To conduct the research, the team recruited 297 undergraduate students and had each undergo a battery of tests that measured their problem-solving skills and adaptability in a range of scenarios. Such tests are commonly used by psychologists to measure general intelligence. The researchers then gathered the resting-state functional MRI (fMRI) scans of every participant. With the test results and fMRI data, the researchers could determine which of the five theories best predicted how the participants performed on the intelligence tests. They found that considering the features of the entire brain and the interconnectivity between them, rather than just certain brain regions, returned the most accurate predictions of a participant’s general intelligence (that is, problem-solving aptitude and adaptability). According to the news release, it held true “even when accounting for the number of brain regions included in the analysis.”

Ultimately, the authors’ own network neuroscience theory produced the most accurate predictions. The theory posits that “intelligence emerges from the global architecture of the brain, including both strong and weak connections.” Explaining the theory, Anderson said, “Strong connections involve highly connected hubs of information-processing that are established when we learn about the world and become adept at solving familiar problems.

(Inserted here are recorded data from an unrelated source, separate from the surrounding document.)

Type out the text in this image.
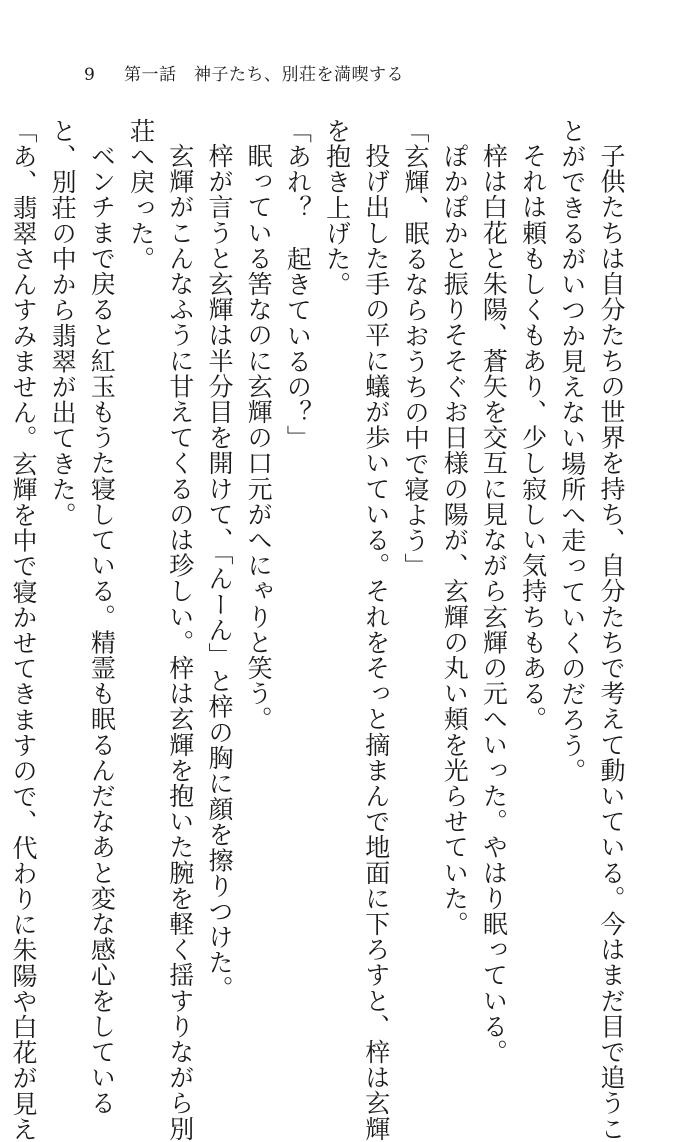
9 第一話　神子たち、別荘を満喫する

子供たちは自分たちの世界を持ち、自分たちで考えて動いている。今はまだ目で追うこ

とができるがいつか見えない場所へ走っていくのだろう。

それは頼もしくもあり、少し寂しい気持ちもある。

梓は白花と朱陽、蒼矢を交互に見ながら玄輝の元へいった。やはり眠っている。

ぽかぽかと振りそそぐお日様の陽が、玄輝の丸い頬を光らせていた。

「玄輝、眠るならおうちの中で寝よう」

投げ出した手の平に蟻が歩いている。それをそっと摘まんで地面に下ろすと、梓は玄輝

を抱き上げた。

「あれ？　起きているの？」

眠っている筈なのに玄輝の口元がへにゃりと笑う。

梓が言うと玄輝は半分目を開けて、「んーん」と梓の胸に顔を擦りつけた。

玄輝がこんなふうに甘えてくるのは珍しい。梓は玄輝を抱いた腕を軽く揺すりながら別

荘へ戻った。

ベンチまで戻ると紅玉もうた寝している。精霊も眠るんだなあと変な感心をしている

と、別荘の中から翡翠が出てきた。

「あ、翡翠さんすみません。玄輝を中で寝かせてきますので、代わりに朱陽や白花が見え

Weak connections have fewer neural linkages but enable flexibility and adaptive problem-solving.” Together, both types of connections “provide the network architecture that is necessary for solving the diverse problems we encounter in life.”

While the other theories, which were limited to select brain regions or networks, also predicted intelligence with some accuracy, they were all outperformed by the network neuroscience theory.

“Rather than originate from a specific region or network, intelligence appears to emerge from the global architecture of the brain and to reflect the efficiency and flexibility of systemwide network function,” Barbey said.